Empenho para aprovação
Os documentos também mostram o empenho do Ministério da Saúde em acelerar a aprovação da vacina indiana Covaxin no Brasil com a resolução de impasses na documentação exigida pela Agência Nacional de Vigilância Sanitária (Anvisa).
O ministério optou pela modalidade de aprovação de importação de doses junto à Anvisa, com o importador sendo o responsável legal pela adoção das estratégias de monitoramento e cumprimento das diretrizes de farmacovigilância.
A opção por essa modalidade foi possível graças à aprovação de uma lei pelo Congresso Nacional e sancionada em 10 março pelo presidente Jair Bolsonaro. Logo depois, em 23 de março, o ministério pediu a importação das 20 milhões de doses da Covaxin. Essas doses haviam sido contratadas em 25 de fevereiro pelo governo.
O funcionário William Amorim Santana tratou do tema junto à empresa.
"Recebemos comunicado da ANVISA, no qual esta solicita complementação de documentos para continuidade do processo. Faço uma observação quanto aos itens abaixo, com destaque para os em negrito", apontou o ministério em e-mail à Precisa.
Em ao menos 20 emails, o ministério apontou problemas e buscou soluções para a Precisa Medicamentos na documentação apresentada pela empresa.
As correspondências também mostram que o processo foi tumultuado junto à Anvisa.
"Encarecemos que as manifestações no âmbito desse processo sejam centralizadas por esse ministério", pediu a Anvisa. "O motivo de tal solicitação se deve ao fato de que a interveniente, Precisa Medicamentos, tem, por intermédio de mensagens eletrônicas (e-mail), copiado setores e diretorias da Anvisa com informações alusivas ao processo, o que pode causar tumulto à instrução processual."
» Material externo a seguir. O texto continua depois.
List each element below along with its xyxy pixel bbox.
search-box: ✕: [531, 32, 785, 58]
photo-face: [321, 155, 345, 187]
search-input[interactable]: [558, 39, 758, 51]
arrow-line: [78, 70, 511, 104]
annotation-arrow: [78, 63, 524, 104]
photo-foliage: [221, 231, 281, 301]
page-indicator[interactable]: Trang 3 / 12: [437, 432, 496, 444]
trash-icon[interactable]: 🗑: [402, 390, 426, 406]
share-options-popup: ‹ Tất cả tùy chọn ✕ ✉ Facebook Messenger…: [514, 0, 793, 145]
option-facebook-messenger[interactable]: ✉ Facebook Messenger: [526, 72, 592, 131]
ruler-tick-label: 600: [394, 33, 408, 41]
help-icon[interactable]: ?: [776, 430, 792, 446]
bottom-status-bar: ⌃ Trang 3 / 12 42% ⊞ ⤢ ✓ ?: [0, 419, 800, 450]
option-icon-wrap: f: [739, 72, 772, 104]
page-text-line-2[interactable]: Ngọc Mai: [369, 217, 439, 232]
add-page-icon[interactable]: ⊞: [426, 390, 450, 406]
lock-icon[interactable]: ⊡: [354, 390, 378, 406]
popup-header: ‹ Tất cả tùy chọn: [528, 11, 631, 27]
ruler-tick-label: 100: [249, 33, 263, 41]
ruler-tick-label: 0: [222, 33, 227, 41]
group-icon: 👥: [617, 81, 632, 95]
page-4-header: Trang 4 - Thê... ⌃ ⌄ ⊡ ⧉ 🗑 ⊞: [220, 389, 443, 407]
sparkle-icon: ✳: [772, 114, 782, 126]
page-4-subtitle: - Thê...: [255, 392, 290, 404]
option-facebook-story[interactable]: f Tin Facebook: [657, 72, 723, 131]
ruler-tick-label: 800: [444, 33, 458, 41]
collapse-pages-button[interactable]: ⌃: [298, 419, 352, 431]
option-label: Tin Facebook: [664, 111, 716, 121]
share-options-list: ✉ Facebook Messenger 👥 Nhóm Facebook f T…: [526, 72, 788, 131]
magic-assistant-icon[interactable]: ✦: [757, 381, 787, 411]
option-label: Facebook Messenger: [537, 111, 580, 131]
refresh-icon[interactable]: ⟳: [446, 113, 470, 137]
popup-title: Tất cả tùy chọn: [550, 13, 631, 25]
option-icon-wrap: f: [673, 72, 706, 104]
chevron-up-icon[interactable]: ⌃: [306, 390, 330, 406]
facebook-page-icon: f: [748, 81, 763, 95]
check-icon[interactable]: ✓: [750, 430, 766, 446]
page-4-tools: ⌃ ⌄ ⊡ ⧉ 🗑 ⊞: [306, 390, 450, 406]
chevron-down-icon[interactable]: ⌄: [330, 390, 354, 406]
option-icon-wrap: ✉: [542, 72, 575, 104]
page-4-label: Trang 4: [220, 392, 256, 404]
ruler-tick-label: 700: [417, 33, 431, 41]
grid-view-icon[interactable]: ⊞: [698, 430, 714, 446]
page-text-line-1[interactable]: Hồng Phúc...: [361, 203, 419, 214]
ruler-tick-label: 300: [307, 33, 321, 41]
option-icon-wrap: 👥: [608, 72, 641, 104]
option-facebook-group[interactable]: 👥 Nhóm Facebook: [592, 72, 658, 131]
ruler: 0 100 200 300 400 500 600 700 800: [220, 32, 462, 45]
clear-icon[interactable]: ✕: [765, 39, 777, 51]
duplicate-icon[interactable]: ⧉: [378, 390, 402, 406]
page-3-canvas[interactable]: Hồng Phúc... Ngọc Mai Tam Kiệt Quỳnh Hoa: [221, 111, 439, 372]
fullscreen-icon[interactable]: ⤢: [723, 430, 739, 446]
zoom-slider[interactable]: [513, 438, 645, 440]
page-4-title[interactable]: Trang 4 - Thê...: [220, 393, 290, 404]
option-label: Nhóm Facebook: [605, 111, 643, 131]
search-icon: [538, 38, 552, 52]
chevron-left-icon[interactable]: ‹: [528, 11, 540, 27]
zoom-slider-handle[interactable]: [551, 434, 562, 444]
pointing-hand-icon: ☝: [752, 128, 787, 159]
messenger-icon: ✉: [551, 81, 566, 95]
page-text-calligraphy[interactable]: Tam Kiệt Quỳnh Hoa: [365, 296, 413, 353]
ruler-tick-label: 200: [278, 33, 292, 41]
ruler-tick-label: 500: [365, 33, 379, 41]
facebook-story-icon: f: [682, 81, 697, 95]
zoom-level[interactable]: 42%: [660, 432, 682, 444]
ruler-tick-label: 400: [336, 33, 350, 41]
Mesmo após a atuação do Ministério da Saúde, a Covaxin não conseguiu liberação pela Anvisa — a importação foi negada pela agência em 31 de março.
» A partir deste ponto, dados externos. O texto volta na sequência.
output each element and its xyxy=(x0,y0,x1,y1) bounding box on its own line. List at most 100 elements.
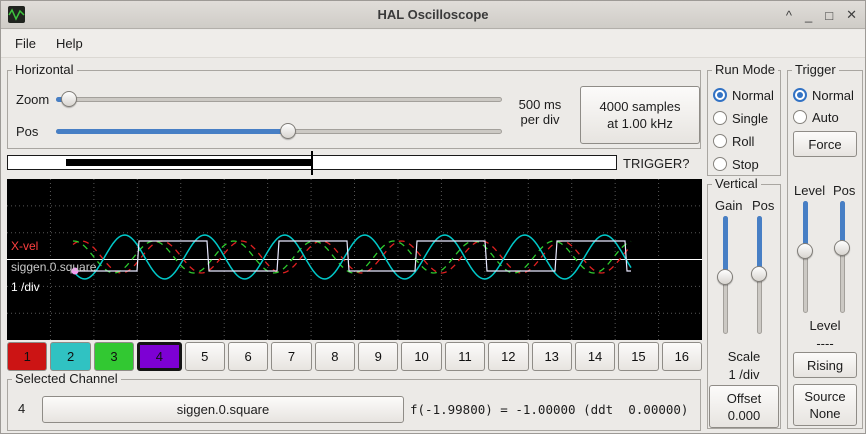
trigger-pos-slider[interactable] xyxy=(833,201,851,313)
samples-button[interactable]: 4000 samples at 1.00 kHz xyxy=(580,86,700,144)
channel-source-label: siggen.0.square xyxy=(177,401,270,418)
radio-icon[interactable] xyxy=(713,111,727,125)
channel-source-button[interactable]: siggen.0.square xyxy=(42,396,404,423)
radio-label: Stop xyxy=(732,157,759,172)
channel-button-3[interactable]: 3 xyxy=(94,342,134,371)
run-mode-frame: Run Mode Normal Single Roll Stop xyxy=(707,70,781,176)
selected-channel-frame: Selected Channel 4 siggen.0.square f(-1.… xyxy=(7,379,701,431)
offset-value: 0.000 xyxy=(728,407,761,424)
zoom-label: Zoom xyxy=(16,92,49,107)
shade-button[interactable]: ^ xyxy=(786,8,792,23)
channel-button-11[interactable]: 11 xyxy=(445,342,485,371)
channel-button-15[interactable]: 15 xyxy=(618,342,658,371)
slider-fill xyxy=(56,129,288,134)
pos-label: Pos xyxy=(16,124,38,139)
zoom-slider[interactable] xyxy=(56,90,502,108)
trigger-mode-normal[interactable]: Normal xyxy=(793,87,854,103)
scope-signal-name: siggen.0.square xyxy=(11,260,96,274)
channel-button-13[interactable]: 13 xyxy=(532,342,572,371)
horizontal-pos-slider[interactable] xyxy=(56,122,502,140)
channel-button-1[interactable]: 1 xyxy=(7,342,47,371)
channel-button-12[interactable]: 12 xyxy=(488,342,528,371)
radio-icon[interactable] xyxy=(793,88,807,102)
minimize-button[interactable]: _ xyxy=(805,8,812,23)
radio-label: Normal xyxy=(732,88,774,103)
scope-display[interactable]: X-vel siggen.0.square 1 /div xyxy=(7,179,702,340)
slider-handle[interactable] xyxy=(751,266,767,282)
menu-help[interactable]: Help xyxy=(46,32,93,55)
run-mode-stop[interactable]: Stop xyxy=(713,156,759,172)
slider-handle[interactable] xyxy=(834,240,850,256)
record-trigger-tick xyxy=(311,151,313,175)
selected-channel-title: Selected Channel xyxy=(12,371,121,386)
channel-button-4[interactable]: 4 xyxy=(137,342,181,371)
rate-per-div-value: 500 ms xyxy=(506,97,574,112)
scope-channel-name: X-vel xyxy=(11,239,38,253)
hal-oscilloscope-window: HAL Oscilloscope ^ _ □ ✕ File Help Horiz… xyxy=(0,0,866,434)
run-mode-roll[interactable]: Roll xyxy=(713,133,754,149)
pos-column-label: Pos xyxy=(833,183,855,198)
force-button[interactable]: Force xyxy=(793,131,857,157)
slider-handle[interactable] xyxy=(61,91,77,107)
samples-rate: at 1.00 kHz xyxy=(607,115,673,132)
channel-button-7[interactable]: 7 xyxy=(271,342,311,371)
radio-icon[interactable] xyxy=(713,134,727,148)
channel-button-14[interactable]: 14 xyxy=(575,342,615,371)
selected-channel-number: 4 xyxy=(18,401,25,416)
vertical-title: Vertical xyxy=(712,176,761,191)
radio-icon[interactable] xyxy=(713,157,727,171)
window-title: HAL Oscilloscope xyxy=(1,7,865,22)
menubar: File Help xyxy=(1,30,865,58)
trigger-mode-auto[interactable]: Auto xyxy=(793,109,839,125)
titlebar[interactable]: HAL Oscilloscope ^ _ □ ✕ xyxy=(1,1,865,29)
radio-icon[interactable] xyxy=(793,110,807,124)
force-label: Force xyxy=(808,136,841,153)
pos-column-label: Pos xyxy=(752,198,774,213)
slider-handle[interactable] xyxy=(797,243,813,259)
channel-button-10[interactable]: 10 xyxy=(401,342,441,371)
slider-track[interactable] xyxy=(56,97,502,102)
radio-icon[interactable] xyxy=(713,88,727,102)
source-value: None xyxy=(809,405,840,422)
radio-label: Auto xyxy=(812,110,839,125)
scope-svg xyxy=(7,179,702,340)
edge-label: Rising xyxy=(807,357,843,374)
slider-handle[interactable] xyxy=(280,123,296,139)
maximize-button[interactable]: □ xyxy=(825,8,833,23)
channel-row: 12345678910111213141516 xyxy=(7,342,702,371)
trigger-source-button[interactable]: Source None xyxy=(793,384,857,426)
slider-handle[interactable] xyxy=(717,269,733,285)
vertical-frame: Vertical Gain Pos Scale 1 /div Offset 0.… xyxy=(707,184,781,429)
offset-button[interactable]: Offset 0.000 xyxy=(709,385,779,428)
run-mode-single[interactable]: Single xyxy=(713,110,768,126)
horizontal-title: Horizontal xyxy=(12,62,77,77)
run-mode-normal[interactable]: Normal xyxy=(713,87,774,103)
edge-button[interactable]: Rising xyxy=(793,352,857,378)
channel-button-6[interactable]: 6 xyxy=(228,342,268,371)
offset-label: Offset xyxy=(727,390,761,407)
record-captured-segment xyxy=(66,159,312,166)
trigger-level-slider[interactable] xyxy=(796,201,814,313)
close-button[interactable]: ✕ xyxy=(846,7,857,23)
value-readout: f(-1.99800) = -1.00000 (ddt 0.00000) xyxy=(410,402,688,417)
samples-count: 4000 samples xyxy=(600,98,681,115)
channel-button-9[interactable]: 9 xyxy=(358,342,398,371)
radio-label: Normal xyxy=(812,88,854,103)
scale-label: Scale xyxy=(708,349,780,364)
slider-fill xyxy=(723,216,728,277)
source-label: Source xyxy=(804,388,845,405)
channel-button-2[interactable]: 2 xyxy=(50,342,90,371)
channel-button-8[interactable]: 8 xyxy=(315,342,355,371)
channel-button-5[interactable]: 5 xyxy=(185,342,225,371)
vertical-gain-slider[interactable] xyxy=(716,216,734,334)
vertical-pos-slider[interactable] xyxy=(750,216,768,334)
radio-label: Single xyxy=(732,111,768,126)
channel-button-16[interactable]: 16 xyxy=(662,342,702,371)
trigger-title: Trigger xyxy=(792,62,839,77)
run-mode-title: Run Mode xyxy=(712,62,778,77)
gain-column-label: Gain xyxy=(715,198,742,213)
menu-file[interactable]: File xyxy=(5,32,46,55)
trigger-status-text: TRIGGER? xyxy=(623,156,689,171)
record-position-bar xyxy=(7,155,617,170)
sample-rate-readout: 500 ms per div xyxy=(506,97,574,127)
Desde então, o ministério solicitou reuniões com a Anvisa a fim de tratar da importação. As reuniões de pré-submissão devem ser, por regra, pedidas pelo importador.
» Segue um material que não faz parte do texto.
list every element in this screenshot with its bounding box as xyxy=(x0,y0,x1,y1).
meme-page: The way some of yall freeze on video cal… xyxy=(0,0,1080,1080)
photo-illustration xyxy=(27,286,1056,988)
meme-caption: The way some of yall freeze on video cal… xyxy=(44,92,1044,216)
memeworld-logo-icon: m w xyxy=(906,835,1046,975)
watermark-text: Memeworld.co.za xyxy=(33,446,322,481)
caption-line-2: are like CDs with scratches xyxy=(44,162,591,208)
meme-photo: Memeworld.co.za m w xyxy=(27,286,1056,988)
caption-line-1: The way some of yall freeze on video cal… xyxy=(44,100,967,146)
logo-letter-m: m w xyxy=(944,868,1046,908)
Foram realizadas ao menos quatro reuniões com a Anvisa durante o mês de abril para tratar das pendências da vacina Covaxin.
A TV Globo teve acesso às atas dos encontros, nos quais foram apresentadas pendências identificadas pela área técnica da Anvisa sobre o processo de fabricação do imunizante.
"O representante do Ministério da Saúde destacou que o referido processo de importação é um processo novo e que o novo pedido será instruído pelo Ministério", apontou ata da primeira reunião com a Anvisa, em 9 de abril.
Um novo pedido de importação foi apresentado em 25 de maio e aprovado pela Anvisa em 4 de junho com restrições, entre as quais, o número de doses limitado.